Tenant organizations across New York City are pressing Kathy Hochul and state lawmakers to keep a landmark tenant harassment bill alive in budget negotiations, warning that the existing law fails to address how the worst landlords actually operate.
The push, delivered through a formal letter to the governor and legislature, comes as Albany enters its second week past the April 1 budget deadline with no final deal in place. The groups, including the Met Council on Housing and the Cooper Square Committee, are fighting to preserve a bill that Hochul originally included in her executive budget, a sign of momentum that tenant advocates don’t want to see disappear in the horse-trading that defines the final stretch of budget talks.
The legislation grew out of a collaboration between Manhattan District Attorney Alvin Bragg and two Manhattan Democrats, state Sen. Brian Kavanagh and Assembly Member Micah Lasher. Its core idea is deceptively simple: the law should be able to see what landlords are doing across their entire portfolio, not just building by building.
Under current law, criminal penalties apply when landlords systematically subject tenants in a single building to conditions designed to push them out. Think heat and hot water cutoffs in winter, endless disruptive construction, leaking roofs left unaddressed. All of it is illegal. But prosecutors currently have no tool to link that behavior across multiple buildings owned by the same landlord.
That gap is exactly what the new bill targets. Tenant groups argue the current framework doesn’t match reality on the ground.
“Unscrupulous landlords don’t typically confine their illegal behavior to one unit or building,” the organizations wrote in their letter. “Harassment is usually spread out across several buildings, sometimes throughout multiple boroughs.”
The proposed legislation would create a Class D felony for landlords found to be running a harassment campaign across two or more residential buildings. A conviction would carry up to seven years in state prison. It would also expand penalties for repeat offenders who get convicted of harassment and then continue the behavior in other properties they own.
The bill fits squarely within a broader effort Bragg has built since taking office. His Housing and Tenant Protection Unit was created specifically to pursue criminal cases involving harassment, deed fraud and housing subsidy fraud. That unit has already produced results: Bragg indicted two Chelsea landlords in September on charges of waging a sustained harassment campaign against rent-regulated tenants across multiple buildings.
That case illustrated exactly the enforcement gap the new legislation aims to close. Prosecutors were able to move on those defendants, but the current law forced them to construct the case around individual buildings rather than treating the campaign as a unified criminal enterprise.
A spokesperson for the governor signaled the administration remains engaged. “The governor will continue to negotiate in good faith with the legislature to deliver a budget that makes New York safer and more affordable,” the spokesperson said.

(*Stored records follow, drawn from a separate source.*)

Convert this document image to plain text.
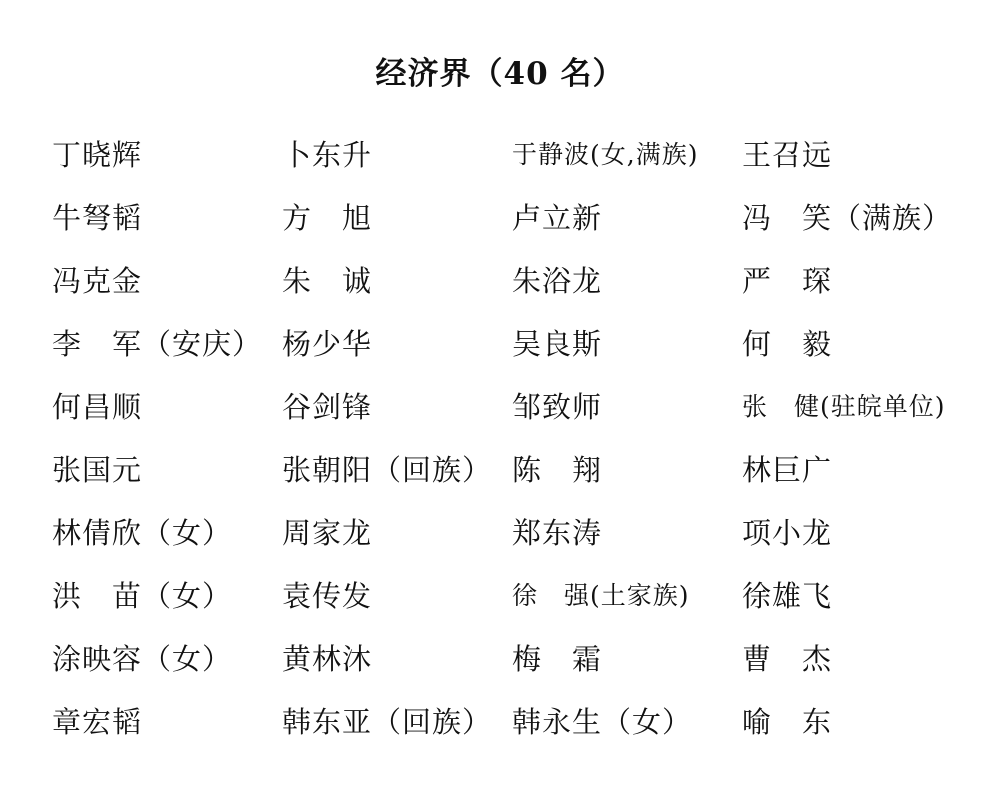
经济界（40 名）
丁晓辉	卜东升	于静波(女,满族)	王召远
牛弩韬	方　旭	卢立新	冯　笑（满族）
冯克金	朱　诚	朱浴龙	严　琛
李　军（安庆） 杨少华	吴良斯	何　毅
何昌顺	谷剑锋	邹致师	张　健(驻皖单位)
张国元	张朝阳（回族） 陈　翔	林巨广
林倩欣（女）	周家龙	郑东涛	项小龙
洪　苗（女）	袁传发	徐　强(土家族)	徐雄飞
涂映容（女）	黄林沐	梅　霜	曹　杰
章宏韬	韩东亚（回族） 韩永生（女）	喻　东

For New York City tenants, particularly those in rent-regulated apartments in neighborhoods where pressure to push out long-term residents remains intense, the stakes are concrete. The city’s housing court dockets are full of cases involving tenants fighting conditions that any reasonable person would recognize as deliberate harassment. The missing piece has been the ability to show that what looks like a pattern of negligence is in fact a coordinated strategy deployed across a landlord’s holdings.

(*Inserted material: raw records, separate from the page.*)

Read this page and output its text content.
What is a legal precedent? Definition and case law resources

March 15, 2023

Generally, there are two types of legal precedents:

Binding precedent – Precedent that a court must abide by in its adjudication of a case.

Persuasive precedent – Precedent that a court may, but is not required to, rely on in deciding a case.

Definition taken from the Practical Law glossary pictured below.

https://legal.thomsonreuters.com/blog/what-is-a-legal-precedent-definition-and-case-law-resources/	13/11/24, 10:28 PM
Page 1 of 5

Tenant advocates say the bill gives prosecutors the tools to make that case criminally, not just civilly, and to hold bad actors accountable with consequences serious enough to change the calculus for landlords who currently treat harassment as a cost of doing business.

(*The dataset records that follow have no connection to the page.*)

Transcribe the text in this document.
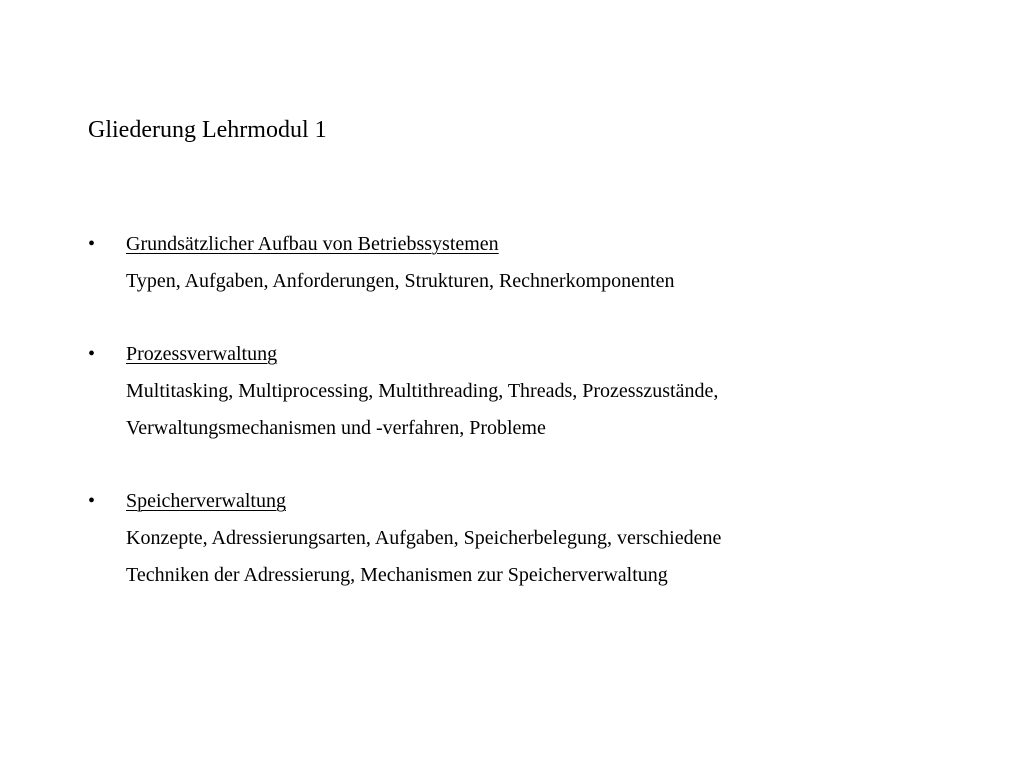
Gliederung Lehrmodul 1
• Grundsätzlicher Aufbau von Betriebssystemen
Typen, Aufgaben, Anforderungen, Strukturen, Rechnerkomponenten
• Prozessverwaltung
Multitasking, Multiprocessing, Multithreading, Threads, Prozesszustände,
Verwaltungsmechanismen und -verfahren, Probleme
• Speicherverwaltung
Konzepte, Adressierungsarten, Aufgaben, Speicherbelegung, verschiedene
Techniken der Adressierung, Mechanismen zur Speicherverwaltung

“This legislation will help address power imbalances in our housing crisis by creating additional measures of accountability and leave a lasting impact on our state,” the tenant groups wrote. “Please pass this bill. Our safety depends on it.”
With the budget clock running and negotiations continuing behind closed doors in Albany, advocates are lobbying hard to make sure a provision that already had the governor’s backing doesn’t quietly disappear before a final deal is struck.